Twitter polls are not scientific studies and have some biases built into them. And of course, some emotional topics also impart knowledge. Nonetheless, the outcome sits nicely with the sex differences in systemizing and empathising long known by cognitive and developmental psychologists which reflect different selection pressures on men and women over evolutionary history. There’s also a corpus of classical research finding sex differences between the conversational content of same-sex friends.

A failure of cross-sex mind reading

I could write a whole book on whether it’s right or wrong that male and female same-sex conversations have these leanings but, for better or worse, men build same-sex relationships in qualitatively different ways to women.

Generated by AI / Bing
Generated by AI / Bing

This can present a problem when men try to grow closer to women as friends, work colleagues, and intimate partners. People have a tendency to assume that others are like them and men often say they struggle with nuanced social skills like flirting. Together, it makes it more likely that men will use their experience in building relationships with other men to inform how they approach women. The result can be systemising, knowledge-imparting conversations.

The least charitable interpretation of this is that it’s done intentionally and with malice to put women down. But I favour a more balanced view, that it’s a failure of cross-sex mind reading, a failure to judge the style of conversation that women will like when building relationships with others.

It’s a view born from the idea that people are generally good and seek to avoid upsetting others, especially those to whom they want to become closer. Ironically, this view implies that allegations of mansplaining may also be a failure of cross-sex mind reading by assuming that the motive of men imparting knowledge or talking about practical things is to harm women.
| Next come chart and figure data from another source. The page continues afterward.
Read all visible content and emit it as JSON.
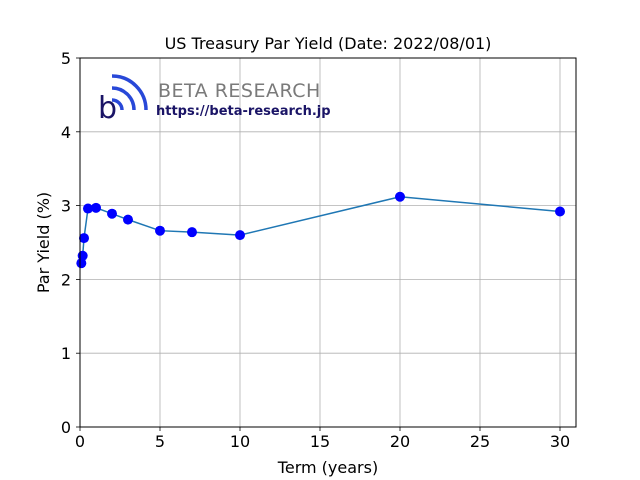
{
  "chart_data": {
    "type": "line",
    "title": "US Treasury Par Yield (Date: 2022/08/01)",
    "xlabel": "Term (years)",
    "ylabel": "Par Yield (%)",
    "xlim": [
      0,
      31
    ],
    "ylim": [
      0,
      5
    ],
    "xticks": [
      0,
      5,
      10,
      15,
      20,
      25,
      30
    ],
    "yticks": [
      0,
      1,
      2,
      3,
      4,
      5
    ],
    "grid": true,
    "line_color": "#1f77b4",
    "marker_color": "#0000ff",
    "series": [
      {
        "x": [
          0.0833,
          0.1667,
          0.25,
          0.5,
          1,
          2,
          3,
          5,
          7,
          10,
          20,
          30
        ],
        "y": [
          2.22,
          2.32,
          2.56,
          2.96,
          2.97,
          2.89,
          2.81,
          2.66,
          2.64,
          2.6,
          3.12,
          2.92
        ]
      }
    ]
  },
  "logo": {
    "name": "BETA RESEARCH",
    "url": "https://beta-research.jp",
    "letter": "b"
  }
}
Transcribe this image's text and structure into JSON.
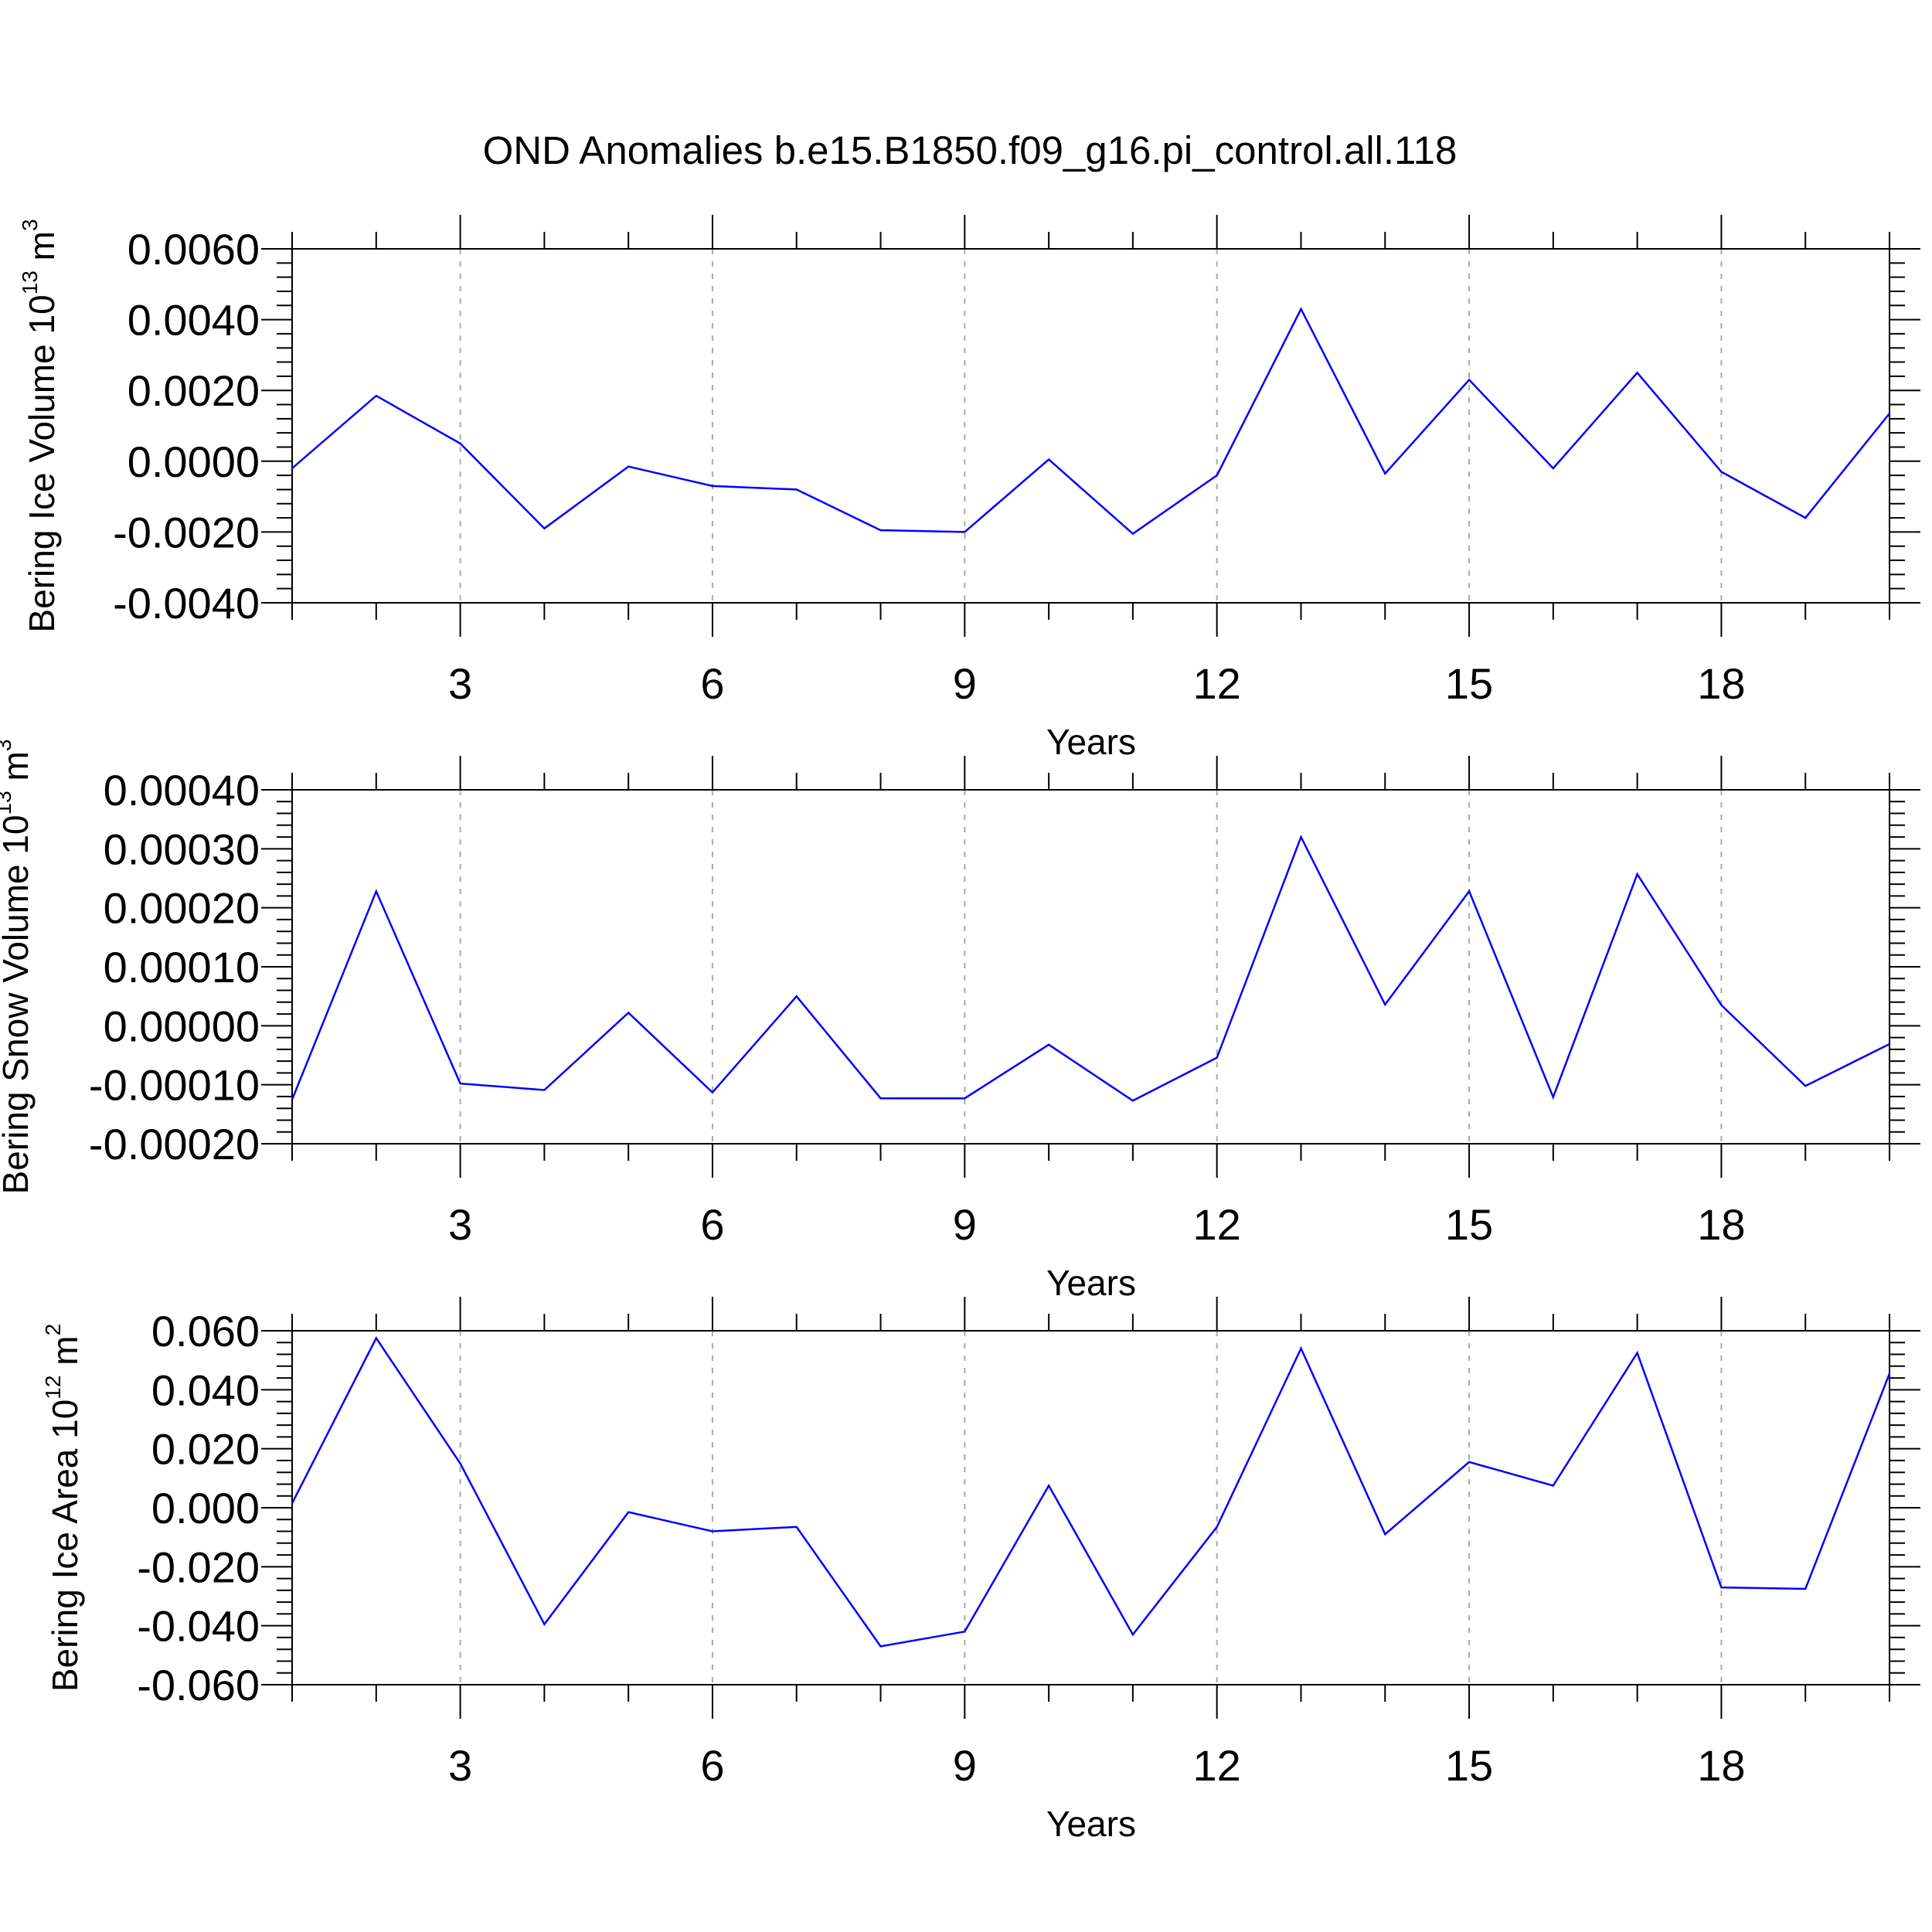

The impact on forming relationships

All of this, of course, has implications for getting things off on the right foot with someone and forming the foundations of a romantic relationship. We can enhance our ability to make a connection with another person by recognising that their communication style might be different from ours. In the case of men, that means anticipating that women might be expecting a more balanced mixture of emotions and knowledge. And for women, it’s understanding that, in a large number of cases, what may look like mansplaining on the surface might be a signal that a man genuinely cares about cultivating a relationship, but is simply trying to do so in a way he’s used to.

References

Aries, E. J., & Johnson, F. L. (1983). Close friendship in adulthood: Conversational content between same-sex friends. Sex roles, 9, 1183-1196.

Baron-Cohen, S. (2007). The evolution of empathizing and systemizing: Assortative mating of two strong systemizers and the cause of autism. In L. Barrett & R. Dunbar (Eds.), Oxford Handbook of Evolutionary Psychology (pp. 213–226). Oxford University Press.

Haselton, M. G., & Buss, D. M. (2000). Error management theory: a new perspective on biases in cross-sex mind reading. Journal of personality and social psychology, 78(1), 81.